5 – Concerning Practice
NR – Not Rated*
  • If multiple outcome studies have been conducted, the overall weight of evidence suggests the intervention has a negative effect upon clients served, AND/OR

  • There is a reasonable theoretical, clinical, empirical, or legal basis suggesting that, compared to its likely benefits, the practice constitutes a risk of harm to those receiving it.

  • There is no clinical or empirical evidence or theoretical basis indicating that the practice constitutes a substantial risk of harm to those receiving it, compared to its likely benefits.

  • The practice has a book, manual, and/or other available writings that specifies the components of the practice protocol and describes how to administer it.

  • The practice is generally accepted in clinical practice as appropriate for use with children receiving services from child welfare or related systems and their parents/caregivers.

  • The practice does not have any published, peer-reviewed study utilizing some form of control (e.g., untreated group, placebo group, matched wait list) that has established the practice’s benefit over the placebo, or found it to be comparable to or better than an appropriate comparison practice.
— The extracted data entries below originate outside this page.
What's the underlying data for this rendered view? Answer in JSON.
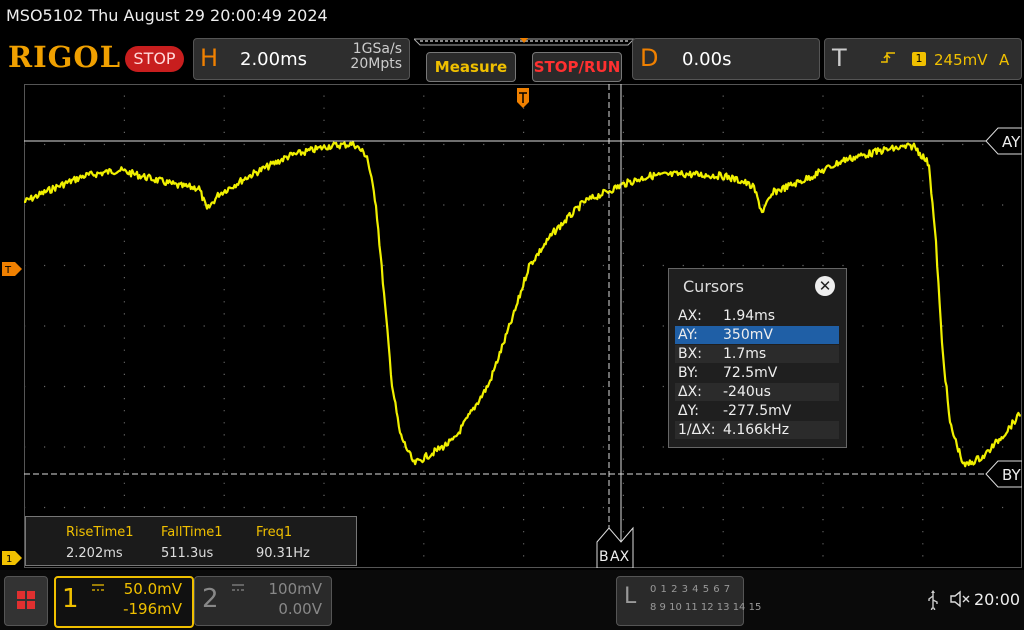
{
  "status_line": "MSO5102  Thu August 29 20:00:49 2024",
  "brand": "RIGOL",
  "run_state_badge": "STOP",
  "horizontal": {
    "letter": "H",
    "timebase": "2.00ms",
    "sample_rate": "1GSa/s",
    "memory_depth": "20Mpts"
  },
  "buttons": {
    "measure": "Measure",
    "stop_run": "STOP/RUN"
  },
  "delay": {
    "letter": "D",
    "value": "0.00s"
  },
  "trigger": {
    "letter": "T",
    "source": "1",
    "level": "245mV",
    "mode": "A"
  },
  "cursor_labels": {
    "ay": "AY",
    "by": "BY",
    "ax": "AX",
    "bx": "B"
  },
  "markers": {
    "trigger_level": "T",
    "ch1_ground": "1"
  },
  "cursors_panel": {
    "title": "Cursors",
    "close": "✕",
    "rows": [
      {
        "key": "AX:",
        "value": "1.94ms"
      },
      {
        "key": "AY:",
        "value": "350mV"
      },
      {
        "key": "BX:",
        "value": "1.7ms"
      },
      {
        "key": "BY:",
        "value": "72.5mV"
      },
      {
        "key": "ΔX:",
        "value": "-240us"
      },
      {
        "key": "ΔY:",
        "value": "-277.5mV"
      },
      {
        "key": "1/ΔX:",
        "value": "4.166kHz"
      }
    ]
  },
  "measurements": [
    {
      "name": "RiseTime1",
      "value": "2.202ms"
    },
    {
      "name": "FallTime1",
      "value": "511.3us"
    },
    {
      "name": "Freq1",
      "value": "90.31Hz"
    }
  ],
  "channels": [
    {
      "number": "1",
      "scale": "50.0mV",
      "offset": "-196mV",
      "coupling_icon": "dc-coupling-icon",
      "color": "#f0c000"
    },
    {
      "number": "2",
      "scale": "100mV",
      "offset": "0.00V",
      "coupling_icon": "dc-coupling-icon",
      "color": "#888888"
    }
  ],
  "logic": {
    "letter": "L",
    "row1": "0 1 2 3  4 5 6 7",
    "row2": "8 9 10 11 12 13 14 15"
  },
  "clock": "20:00",
  "icons": {
    "usb": "usb-icon",
    "speaker": "speaker-muted-icon",
    "menu": "menu-grid-icon"
  },
  "colors": {
    "trace": "#f0f000",
    "brand": "#f0a000",
    "stop": "#c81e1e",
    "highlight": "#1f5fa6"
  }
}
Rating Relevance to Child Welfare Populations
1- High
  • The program was designed or is commonly used to meet the needs of children, youth, young adults, and/or families receiving child welfare services.

2 - Medium
  • The program was designed or is commonly used to serve children, youth, young adults, and/or families who are similar to child welfare populations (i.e. in history, demographics, or presenting problems) and likely included current and former child welfare services recipients.

3- Low
  • The program was designed or is commonly to serve children, youth, young adults, and/or families with little or no apparent similarity to the child welfare services population.

Rating Relevance to Child Welfare Outcomes
Yes/No The program evaluation had measures relevant to safety.
  • Children are, first and foremost, protected from abuse and neglect.

  • Children are safely maintained in their homes whenever possible and appropriate.

Yes/No The program evaluation had measures relevant to permanency.
  • Children have permanency and stability in their living

Yes/No The program evaluation had measures relevant to child and family well-being.
  • Families have enhanced capacity to provide for their children’s needs.

  • Children receive appropriate services to meet their educational needs.

  • Children receive adequate services to meet their physical and mental health needs.